Mercia Eliade, the noted scholar of comparative religion calls that cyclical renewal “Eternal Return,” and aligns it with myths observed world wide. The Christ myth (if my Christian friends will allow me to call it that) is no exception. Nor were the “pagan” Romans far off base in the way they observed the season. Perhaps there is more of the sacred in the secular after all, once we allow for the the alignment of magic and power in how we can match what takes place in the heavens with what happens on earth as the sun makes its annual rounds, whether as scientists or storytellers.
As many cultures do, Navajos deify the sun. They call him Johonaa’ei, “The One Who Rules the Day.” In their creation story he persuades Asdzaan Nadleehe, “The Changing Woman”–who equates with our Mother Earth–to become his noctornal consort so that together they can maintain each round of four seasons, which is why earth and sky remain in harmony, giving us license to celebrate annually.
And what better time for celebration and the restoration of hope with festivals of light, with gift giving and wild celebration, with expressions of good will and acts of generosity?
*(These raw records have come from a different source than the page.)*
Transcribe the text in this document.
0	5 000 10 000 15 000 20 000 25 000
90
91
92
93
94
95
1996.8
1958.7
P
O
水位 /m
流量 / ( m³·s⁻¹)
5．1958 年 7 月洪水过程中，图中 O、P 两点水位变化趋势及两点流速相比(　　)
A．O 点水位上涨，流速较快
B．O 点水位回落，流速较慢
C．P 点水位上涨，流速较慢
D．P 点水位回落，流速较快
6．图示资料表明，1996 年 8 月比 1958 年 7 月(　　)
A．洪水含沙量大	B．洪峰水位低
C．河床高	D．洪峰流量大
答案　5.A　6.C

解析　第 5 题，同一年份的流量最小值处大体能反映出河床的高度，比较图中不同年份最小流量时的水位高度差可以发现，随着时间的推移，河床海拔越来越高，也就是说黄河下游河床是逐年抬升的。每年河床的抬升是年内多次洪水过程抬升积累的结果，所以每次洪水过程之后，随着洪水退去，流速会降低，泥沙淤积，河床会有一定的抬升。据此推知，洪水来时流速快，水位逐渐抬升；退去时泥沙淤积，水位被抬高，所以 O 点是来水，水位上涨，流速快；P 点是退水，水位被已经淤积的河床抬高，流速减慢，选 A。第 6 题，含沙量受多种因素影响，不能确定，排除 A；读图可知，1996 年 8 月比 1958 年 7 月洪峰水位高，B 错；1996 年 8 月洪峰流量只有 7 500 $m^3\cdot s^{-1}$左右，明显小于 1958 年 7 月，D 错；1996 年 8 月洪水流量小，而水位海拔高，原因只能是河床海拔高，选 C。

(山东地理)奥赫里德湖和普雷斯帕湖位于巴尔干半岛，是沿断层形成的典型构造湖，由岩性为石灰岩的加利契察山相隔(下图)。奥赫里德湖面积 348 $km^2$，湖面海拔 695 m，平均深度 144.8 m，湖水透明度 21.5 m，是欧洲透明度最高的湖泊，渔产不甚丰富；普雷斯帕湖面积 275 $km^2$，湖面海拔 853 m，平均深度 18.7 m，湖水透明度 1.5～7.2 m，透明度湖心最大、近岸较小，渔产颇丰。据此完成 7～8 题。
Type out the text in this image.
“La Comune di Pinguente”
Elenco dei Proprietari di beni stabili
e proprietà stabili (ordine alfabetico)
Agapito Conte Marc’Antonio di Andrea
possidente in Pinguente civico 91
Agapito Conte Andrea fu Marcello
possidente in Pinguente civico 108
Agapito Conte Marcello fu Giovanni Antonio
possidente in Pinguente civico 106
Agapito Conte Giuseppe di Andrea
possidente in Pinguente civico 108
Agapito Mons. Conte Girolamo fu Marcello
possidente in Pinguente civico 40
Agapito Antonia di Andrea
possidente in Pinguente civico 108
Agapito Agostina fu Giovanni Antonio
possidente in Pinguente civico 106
After all, the planet will not freeze or be swallowed in eternal darkness. Life will go on. As for me, I am bemused that we feel compelled to observe the birth of Christ immediately following winter solstice by mounting lights on the highest rooftops and stringing them at street level, by spending wildly, feasting boldly, and drinking with abandon, in accordance with our way of balancing the twin practices of worship and consumerism? For better or worse, or a mixture of both, that’s what our culture is about, isn’t it?
As for me, while my children were young I encouraged them to participate that way, making Santa Clause a secularized saint of generosity. At the same time, I would find enough solitude to watch the sun set come dusk and rise come morning for several days before and after solstice, until I was sure that there was now more daylight. I still do so as my own personal epiphtany.
Here’s something else I still do, more easily now that there are no children waking early enough to crawl under the tree . Come morning with its new light, I find a few moments to read once again John Milton great reflective Christmas poem, “On the Morning of Christ’s Nativity.” For he better able than any other poet I know of is able to conflate the birth of Christ with the power of solar movement. That allows me to feel that when I bid others, “Happy Holidays,” I am wishing for them those days to be holy as well.
Thanks, Paul, for reading and commenting. I appreciate the insight, and it’s nice to have another Zolbrod at the site!
I shall now go find that Milton poem…his sonnet on his blindness is probably my favorite poem of all time. I love the last line: “They also serve who only stand and wait.”